Fatbergs and gamma bias

This post was prompted by a perfectly unobjectionable story from the Guardian. Click on the image below if you want to see the article.

Sewers have arguably been the greatest contribution to our public health and the people who build and maintain them (mostly men) are largely invisible. Ask yourself this question- who saved the most lives at the hospitals in the Crimea, the men who dug out the dead animals and excrement blocking the hospital sewers (ordered by Lord Cardigan), or the Ladies with lamps? It is of course a fatuous question because both groups made massive contributions to the wellbeing of wounded soldiers. However, we remember and commemorate one group but not the other.

There have been numerous stories of how women are bearing the brunt of the COVID pandemic and in the domestic setting, this may well be true. But we hear little of the contribution men are making, managing and maintaining our critical infrastructure- a contribution that is just as important as those being made by women.

Because more of us are spending more time at home and more of us are cooking at home there is added pressure on the sewage system. More oil and fat goes down the sink and more wet wipes, cotton wool buds, and dental floss gets flushed down the toilet. The result of this is fatbergs that left unchecked can block the sewers and without prompt action would result in sewage welling up into our homes. The implications for our health should be obvious.

So in the story above who did the difficult and dangerous work of clearing out the fatberg in the sewer? The article just says workers that almost certainly means it was men.

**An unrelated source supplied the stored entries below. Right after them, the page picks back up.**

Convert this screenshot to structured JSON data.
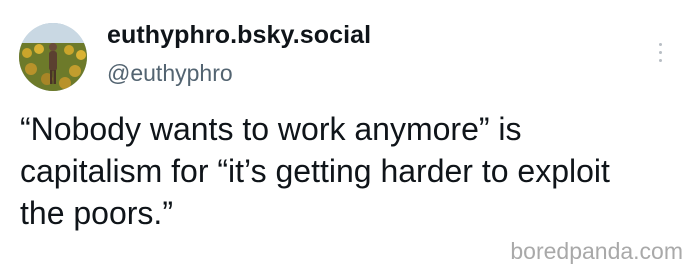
{
  "post": {
    "display_name": "euthyphro.bsky.social",
    "handle": "@euthyphro",
    "text": "“Nobody wants to work anymore” is capitalism for “it’s getting harder to exploit the poors.”",
    "more_icon": "vertical-ellipsis-icon"
  },
  "watermark": {
    "text": "boredpanda.com"
  },
  "colors": {
    "text": "#0f1419",
    "handle": "#536471",
    "watermark": "#a9a9a9"
  }
}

If was mostly women that would be brought out and indeed if any women at all were involved they would be foregrounded and their gender would be celebrated. When it is men they are just workers. Their gender and their identity become irrelevant.

Gamma bias is a type of cognitive-bias matrix that operates around four possible judgements about gender: doing good (celebration), doing harm (perpetration), receiving good (privilege) and receiving harm (victimhood). This means, for example, good acts committed by men will be gender neutralised by referring to firefighters or sewage workers or highlighting a smaller number of women who may have been involved. Conversely, in the case of good acts committed by women their gender will be to the forefront. Similarly in the domains of privilege and victimhood; masculinity is highlighted in the domains of receiving privilege and but hidden in the domains of victimhood.

Does gamma bias in the media work against men? It looks to me as though it does, although the one article highlighted in this post is not proof of that. However, this is a subject that amenable to objective testing and that is something we should do.

For more information about gamma bias apart from the obvious ‘google it’ I recommend the two articles listed below. There are also two useful and scholarly YouTube videos one by Martin Seager and John Barry from a talk at University College London that you can find here and another by Martin Seager alone that you can find here.

1. Seager M, Barry JA. Cognitive Distortion in Thinking About Gender Issues: Gamma Bias and the Gender Distortion Matrix. In: Barry JA, Kingerlee R, Seager M, Sullivan L, editors. The Palgrave Handbook of Male Psychology and Mental Health [Internet]. Cham: Springer International Publishing; 2019 [cited 2020 Dec 29]. p. 87–104. Available from: http://link.springer.com/10.1007/978-3-030-04384-1_5

2. Seager M. Delta bias in how we celebrate gender-typical traits and behaviours. Psychreg Journal of Psychology. 2020 Dec 1 [cited 2020 Dec 31]; Available from: https://zenodo.org/record/4299034

By femgoggles

I was abandoned by my parents in the black mountains and raised by timberwolves. On my return to the 'civilised world' with questionable table manners, I became a detached observer of human behaviour in general and gender relations in particular. This blog is the product of those observations.